Brian Vair, then a fellow soldier and now her husband, documented her injury, videotaping her in full combat gear with half her face paralyzed. She had trouble speaking.
At age 23, Margaux Vair was 100 percent disabled, she says, “...spending my days on the couch,” unable to function and in terrible pain.
“I had to carry her up the stairs,” her husband said. “And change her clothes and brush her teeth.”
People who didn’t know her assumed she was developmentally disabled. She forgot the names of vegetables at the grocery store. She often slurred her words.
The Veterans Administration tried several treatments, from acupuncture to brain surgery.Finally, with funding from a private donor, Vair received more than 100 treatments in a hyperbaric chamber at the Rocky Mountain Hyperbaric Institute in Boulder.

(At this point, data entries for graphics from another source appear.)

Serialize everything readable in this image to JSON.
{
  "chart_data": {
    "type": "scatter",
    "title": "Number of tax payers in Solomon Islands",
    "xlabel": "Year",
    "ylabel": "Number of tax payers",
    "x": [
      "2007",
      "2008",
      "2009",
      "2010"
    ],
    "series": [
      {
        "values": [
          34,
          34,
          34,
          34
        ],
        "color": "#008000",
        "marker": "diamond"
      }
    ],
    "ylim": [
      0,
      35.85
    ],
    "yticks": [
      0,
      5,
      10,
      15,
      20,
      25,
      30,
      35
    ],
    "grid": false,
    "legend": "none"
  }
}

The institute’s medical director, Dr. Julie Stapleton, says oxygen can restore injured tissue, and give patients a better outcome faster. “And it’s a lot cheaper than what it costs to buy sleep, pain and anti-anxiety medications,” she said.
Vair is just one of a multitude of former soldiers who now swear by the treatments. Even with the help of oxygen, she acknowledges, “I’m like a third grader most of the time still.” But she is now in culinary school and loving it. She recently made a red velvet cake for her husband’s birthday. Before her treatments, she couldn’t follow a recipe. In fact, she says, she had to ask her dad the difference between a teaspoon and a cup.
“I think [the hyperbaric chamber] has done more for me than any pill or surgery or treatment I ever had,” she said.